“High ideals at a price”, The Australian, 22-23 Oct, 1994.

Credit cards by Ross Harley

I used to imagine I could do anything with my credit card. Not because it was anything special, but because it was just like the ones TV criminals and detectives used to break into locked apartments and security buildings. It always looked so simple. In fact, all I ever managed to do with mine was to chip the edges and bend the thing in half. Incapable of performing even the simplest financial transactions, you can imagine the looks I got at the bank trying to explain the miserable condition of my dilapidated mastercard.

These days designers find much more inventive uses for this decidedly modern everyday object. Its shape, size, durability and magical aura have rendered the credit card an icon of our increasingly complicated lives: sign of global affluence and debt, a symbol of our consuming desires and would-be affluence.

In the process it’s also become the defacto standard format for anything we might carry about in our pockets. Bus tickets, security cards, travel passes, photocopy cards, phonecards — even address books, radios and emergency sewing kits — now come credit-sized. (More on that in a moment.) The slim polyvinyl chloride ticket, with its classic golden mean proportions, is imbued with the magical properties appropriate to our age. Able to conjure cash (and more besides) out of thin air, the mysterious embossed numbers, opaque magnetic strips, flashy holograms and corporate logos charge the object with a kind of cargo-cult value.

Naturally enough, credit cards are big business in the developed world.
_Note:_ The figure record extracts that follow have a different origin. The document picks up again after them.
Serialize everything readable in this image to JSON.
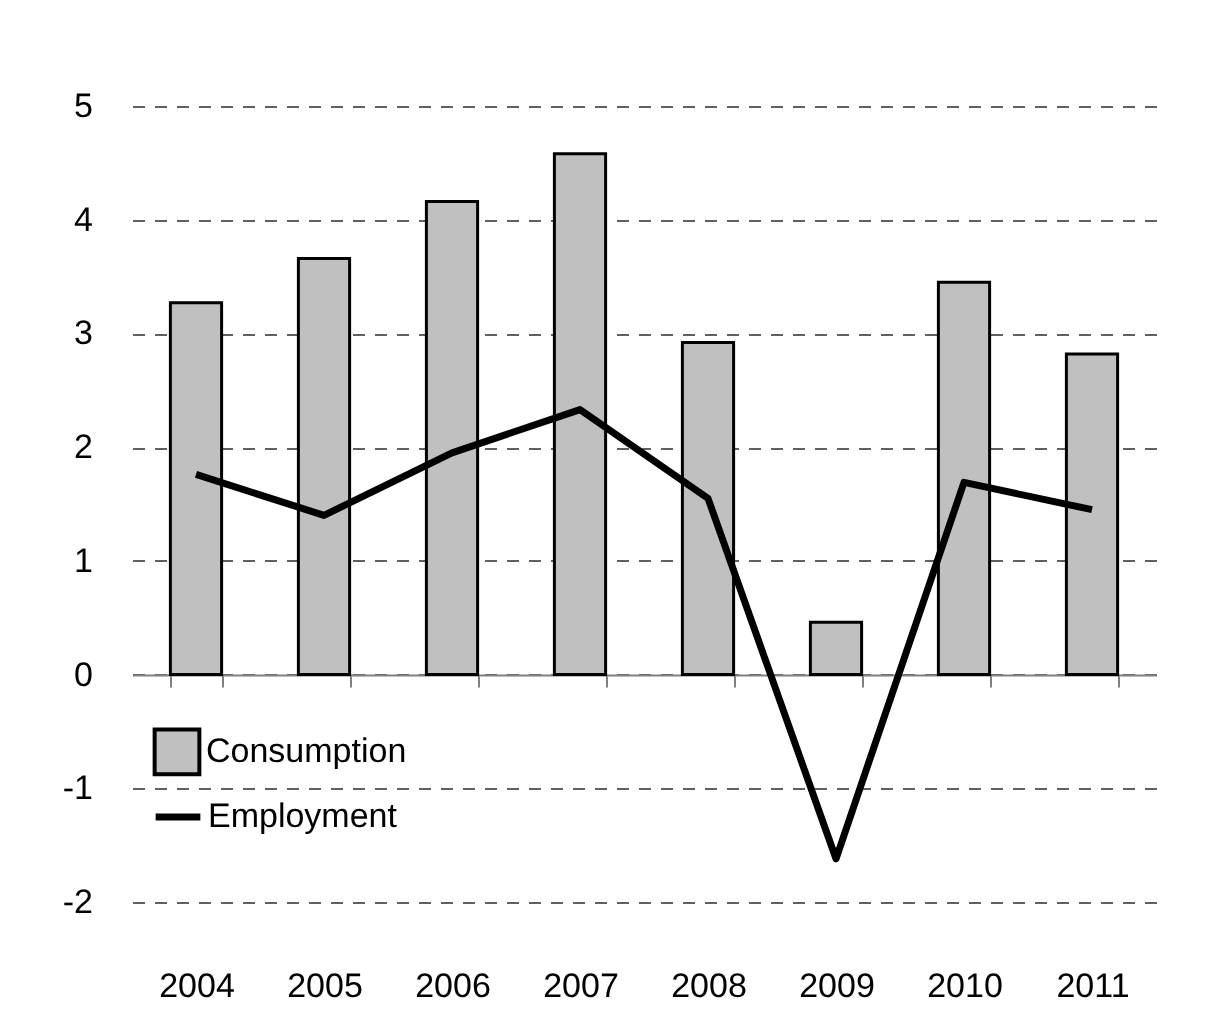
{
  "chart_data": {
    "type": "bar",
    "categories": [
      "2004",
      "2005",
      "2006",
      "2007",
      "2008",
      "2009",
      "2010",
      "2011"
    ],
    "series": [
      {
        "name": "Consumption",
        "color": "#c0c0c0",
        "values": [
          3.27,
          3.66,
          4.16,
          4.58,
          2.92,
          0.46,
          3.45,
          2.82
        ]
      },
      {
        "name": "Employment",
        "type": "line",
        "color": "#000000",
        "values": [
          1.76,
          1.4,
          1.95,
          2.33,
          1.55,
          -1.62,
          1.69,
          1.45
        ]
      }
    ],
    "ylim": [
      -2,
      5
    ],
    "yticks": [
      -2,
      -1,
      0,
      1,
      2,
      3,
      4,
      5
    ],
    "grid": "y",
    "legend": "bottom left",
    "line_style": "solid",
    "marker": "none"
  }
}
As money becomes more and more abstract, as numbers disappear in front of us at autotellers and down telephone lines, the credit card sits in our hands as some kind of assurance against loss. Of everything except our haemorrhaging bank balances that is. Unlike dirty ole money, this object never really leaves our possession. It differentiates my money from yours, and adds to the feeling that status objects can improve the quality of the owner’s life. Needless to say, nothing could be further from the truth. Ask any credit junkie.

When credit cards first appeared at the turn of the century, they allowed companies to identify those customers who had accounts from those who did not. Not much has changed since then. Each company had a different card that could only be used by the company or store that issued it. By the time the Charg-It card company emerged in New York in 1947, banks and other financial institutions began to get interested in the possibilities of more universal cards. But not before the postwar leisure and travel corporations, who really set up and then cashed in on the gigantic credit card potential. Indeed, Diners Club and American Express would have gotten nowhere without the expanding influence of tourism and package holidays. Like any other commodity, vacations and tours could be bundled up and packaged — just like the tourist. Possession of the appropriate card helped assure its holder access to safe yet exotic locations and activities around the globe. Why leave home without one?

According to English critic Deyan Sudjic, pseudo-mystic graphics and US dollar bill allusions confer upon the Amex card a cult object status. As long as the thing doesn’t bounce, this plastic greenback is the perfect icon of American consumption: unlimited and all-pervasive. Although, as the ads used to have it, the card “says more about you than cash ever can”, credit is still not universally accepted as better than cash. Just try getting a waiter in an east-European restaurant to take Amex instead of hard currency.

When the language and form of the credit card is used by designers for other purposes, it’s perhaps in the hope of invoking a little of the same aura. Looking for a new radio, or perhaps an extension to your computer or personal organiser? You’re sure to find a card you want to take home with you. You may not get the same photo-ID, free rewards or 24 hour service that the credit card companies offer; but you will add amazing functionality to your cardholder, wallet or handbag.

In Japan, Sony have particularly taken to the credit card module in the design of its miniature electronic systems. The Sony Clip Radio system for example, allows the listener to clip a small set of earphones to a “credit card” tuned to an individual radio station. To change the station simply change the card. Like so much of contemporary consumer culture, the Japanese have taken an American invention and transformed it into an innovative product that fits the contours and dimensions encountered in other aspects of everyday life.

With the spread of these new “credit cards” it seems we can get even more of what we want when and where we want it. And as we’ve come to expect from the credit era, always at a price.